This collection of images tells the story of the escape of a frenzied daily life, intuitively expressed through analog photography. For me, it represents the cathartic experience of shedding all but the essentials – my husband, Douglas, a backpack, a camera, thirty rolls of 35mm film and a quota of eleven shots per day – during my honeymoon. For three months, we traveled South America on foot, hitch-hiking, by bus and by train. Beginning our journey in the depths of Patagonia, we slowly made our way up through Argentina, Chile and Bolivia, in order to reach the highest peaks of Peru. Through my sense of minimalism, paramount both in my aesthetics and in my way of life, my goal was to evoke the same sense of serenity these wide spaces and their multiple textures inspired. While digital photography seems to have an almost instantaneous expiry date since the advent of social media, film photography offered me the true luxury of taking my time. The long waiting times between the snap of the shutter and the reception of the scans gave me the opportunity to mature my photographs and my process at my own pace. Pure product of the Y generation, living at a hundred kilometers an hour in a society that no longer takes time to breathe, I pondered each shot carefully. Without the internet, without phone, without batteries and without constraints, I felt, for the first time, free to roam as I pleased and savor the extraordinary sensation of being alive, in harmony with myself and the surrounding nature.

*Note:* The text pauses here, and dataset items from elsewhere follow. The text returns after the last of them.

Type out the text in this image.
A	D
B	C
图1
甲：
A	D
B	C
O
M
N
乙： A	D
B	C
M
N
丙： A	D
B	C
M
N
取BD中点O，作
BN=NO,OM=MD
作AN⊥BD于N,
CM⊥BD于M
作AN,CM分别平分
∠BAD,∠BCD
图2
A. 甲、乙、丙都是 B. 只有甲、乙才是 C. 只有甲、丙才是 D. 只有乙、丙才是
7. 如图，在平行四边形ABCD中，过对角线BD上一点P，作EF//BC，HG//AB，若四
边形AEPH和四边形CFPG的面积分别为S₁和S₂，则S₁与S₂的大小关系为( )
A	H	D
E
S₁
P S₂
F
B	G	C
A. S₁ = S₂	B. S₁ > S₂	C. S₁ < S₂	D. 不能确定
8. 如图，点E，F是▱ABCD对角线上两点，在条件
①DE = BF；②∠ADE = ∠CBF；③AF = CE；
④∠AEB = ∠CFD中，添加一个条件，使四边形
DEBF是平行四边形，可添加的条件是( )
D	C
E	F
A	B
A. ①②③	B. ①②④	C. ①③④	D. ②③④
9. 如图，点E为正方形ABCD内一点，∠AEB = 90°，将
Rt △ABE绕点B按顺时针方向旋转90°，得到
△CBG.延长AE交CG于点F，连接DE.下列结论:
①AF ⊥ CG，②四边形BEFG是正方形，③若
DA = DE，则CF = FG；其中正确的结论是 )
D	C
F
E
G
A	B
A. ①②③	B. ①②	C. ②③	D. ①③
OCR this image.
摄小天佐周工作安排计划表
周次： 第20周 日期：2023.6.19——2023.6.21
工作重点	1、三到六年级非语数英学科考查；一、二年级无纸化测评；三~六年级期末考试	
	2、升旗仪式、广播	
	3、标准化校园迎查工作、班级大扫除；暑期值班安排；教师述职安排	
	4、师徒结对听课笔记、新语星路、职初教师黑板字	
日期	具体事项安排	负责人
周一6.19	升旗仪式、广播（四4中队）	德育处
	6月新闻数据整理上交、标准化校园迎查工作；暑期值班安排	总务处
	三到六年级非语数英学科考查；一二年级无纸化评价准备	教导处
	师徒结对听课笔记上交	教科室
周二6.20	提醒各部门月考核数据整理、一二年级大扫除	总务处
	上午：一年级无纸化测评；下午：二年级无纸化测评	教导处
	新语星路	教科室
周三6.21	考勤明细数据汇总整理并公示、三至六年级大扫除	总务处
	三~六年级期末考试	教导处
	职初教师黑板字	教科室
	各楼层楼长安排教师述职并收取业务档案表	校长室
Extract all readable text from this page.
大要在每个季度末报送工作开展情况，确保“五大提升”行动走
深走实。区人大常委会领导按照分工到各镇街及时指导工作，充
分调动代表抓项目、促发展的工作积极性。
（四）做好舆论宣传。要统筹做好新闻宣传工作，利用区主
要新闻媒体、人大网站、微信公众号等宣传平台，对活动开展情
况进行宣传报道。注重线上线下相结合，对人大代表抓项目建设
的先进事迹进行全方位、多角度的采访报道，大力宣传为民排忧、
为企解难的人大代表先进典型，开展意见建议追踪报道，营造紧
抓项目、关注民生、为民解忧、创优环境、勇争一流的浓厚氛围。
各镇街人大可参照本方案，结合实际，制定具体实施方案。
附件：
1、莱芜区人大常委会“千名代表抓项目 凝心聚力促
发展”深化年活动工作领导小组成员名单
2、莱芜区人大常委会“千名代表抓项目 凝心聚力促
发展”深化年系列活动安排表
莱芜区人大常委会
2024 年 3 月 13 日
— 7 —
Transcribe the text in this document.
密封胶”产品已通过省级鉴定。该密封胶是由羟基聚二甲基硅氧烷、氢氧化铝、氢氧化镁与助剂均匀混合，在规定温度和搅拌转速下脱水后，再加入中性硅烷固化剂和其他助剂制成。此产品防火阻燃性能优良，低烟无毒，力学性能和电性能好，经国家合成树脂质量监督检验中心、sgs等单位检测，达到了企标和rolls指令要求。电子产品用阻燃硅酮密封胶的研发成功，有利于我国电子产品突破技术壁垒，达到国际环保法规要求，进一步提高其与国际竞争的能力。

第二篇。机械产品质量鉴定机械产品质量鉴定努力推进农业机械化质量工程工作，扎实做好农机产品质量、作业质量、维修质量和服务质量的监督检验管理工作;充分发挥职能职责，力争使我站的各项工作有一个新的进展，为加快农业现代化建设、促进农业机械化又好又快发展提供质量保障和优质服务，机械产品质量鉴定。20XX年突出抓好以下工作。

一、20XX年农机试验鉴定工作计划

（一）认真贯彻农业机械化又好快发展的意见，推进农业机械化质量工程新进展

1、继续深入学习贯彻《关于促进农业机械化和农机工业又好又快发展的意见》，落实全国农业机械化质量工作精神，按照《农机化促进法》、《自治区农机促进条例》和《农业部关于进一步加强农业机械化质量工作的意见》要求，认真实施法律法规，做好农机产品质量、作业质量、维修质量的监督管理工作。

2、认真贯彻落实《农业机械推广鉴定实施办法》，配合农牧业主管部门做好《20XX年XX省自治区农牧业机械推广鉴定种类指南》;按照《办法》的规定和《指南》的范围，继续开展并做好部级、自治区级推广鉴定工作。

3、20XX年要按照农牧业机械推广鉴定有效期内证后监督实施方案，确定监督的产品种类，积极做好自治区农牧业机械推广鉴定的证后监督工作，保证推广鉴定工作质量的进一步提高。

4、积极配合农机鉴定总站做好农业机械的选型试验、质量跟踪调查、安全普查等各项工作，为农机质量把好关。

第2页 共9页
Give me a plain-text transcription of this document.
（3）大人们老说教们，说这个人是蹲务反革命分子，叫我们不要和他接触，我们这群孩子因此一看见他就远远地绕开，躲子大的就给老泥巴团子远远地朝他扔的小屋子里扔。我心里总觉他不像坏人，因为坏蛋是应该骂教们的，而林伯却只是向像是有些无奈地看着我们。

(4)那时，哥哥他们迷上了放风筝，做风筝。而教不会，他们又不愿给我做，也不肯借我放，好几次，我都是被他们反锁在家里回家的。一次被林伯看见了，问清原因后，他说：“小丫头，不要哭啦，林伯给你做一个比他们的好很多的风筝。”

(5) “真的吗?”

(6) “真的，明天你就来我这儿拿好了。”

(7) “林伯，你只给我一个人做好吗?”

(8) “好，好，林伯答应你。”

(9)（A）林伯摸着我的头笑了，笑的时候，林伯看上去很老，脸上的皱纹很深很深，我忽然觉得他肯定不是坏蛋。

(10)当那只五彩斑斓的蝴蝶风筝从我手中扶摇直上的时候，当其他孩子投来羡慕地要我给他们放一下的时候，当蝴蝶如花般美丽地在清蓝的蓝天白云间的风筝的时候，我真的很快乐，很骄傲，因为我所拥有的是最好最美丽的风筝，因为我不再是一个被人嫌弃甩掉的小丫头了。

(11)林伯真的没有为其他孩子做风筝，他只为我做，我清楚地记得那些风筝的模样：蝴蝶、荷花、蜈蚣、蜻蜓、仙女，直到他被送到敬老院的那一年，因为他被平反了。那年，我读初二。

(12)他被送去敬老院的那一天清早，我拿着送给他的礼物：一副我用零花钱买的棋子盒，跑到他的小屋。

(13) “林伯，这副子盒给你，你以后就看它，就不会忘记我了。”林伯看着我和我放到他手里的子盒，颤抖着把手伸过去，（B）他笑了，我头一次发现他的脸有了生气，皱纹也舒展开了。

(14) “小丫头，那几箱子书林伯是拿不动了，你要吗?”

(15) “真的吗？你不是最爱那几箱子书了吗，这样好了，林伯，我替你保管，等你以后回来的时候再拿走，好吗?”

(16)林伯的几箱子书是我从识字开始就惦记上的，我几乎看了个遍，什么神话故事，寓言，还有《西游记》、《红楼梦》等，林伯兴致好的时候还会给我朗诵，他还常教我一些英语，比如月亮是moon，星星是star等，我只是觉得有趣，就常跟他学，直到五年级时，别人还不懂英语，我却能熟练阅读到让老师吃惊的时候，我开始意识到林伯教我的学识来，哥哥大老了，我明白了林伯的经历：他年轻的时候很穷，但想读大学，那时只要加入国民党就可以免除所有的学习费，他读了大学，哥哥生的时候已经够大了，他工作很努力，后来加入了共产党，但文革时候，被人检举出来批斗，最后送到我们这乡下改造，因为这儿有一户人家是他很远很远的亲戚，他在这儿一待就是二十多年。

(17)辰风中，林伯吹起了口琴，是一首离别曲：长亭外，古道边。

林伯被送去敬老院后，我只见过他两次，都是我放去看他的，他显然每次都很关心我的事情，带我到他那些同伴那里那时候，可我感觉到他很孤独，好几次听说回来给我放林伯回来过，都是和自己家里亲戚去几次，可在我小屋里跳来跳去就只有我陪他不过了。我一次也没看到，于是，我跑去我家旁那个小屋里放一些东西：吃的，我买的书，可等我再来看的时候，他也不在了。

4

Since 2015 I have been reveling in the pace and rhythm of analogue photography. One cannot afford to be unfocused; you must be in the moment, and each moment seems elongated as you are made to wait for the perfect shot – for exposures are finite, and each is precious. This preciousness is portrayed both in the attention with which I capture moments, and our own human delicacy when compared to the
monumental spectacles and vastness so often showcased in my work.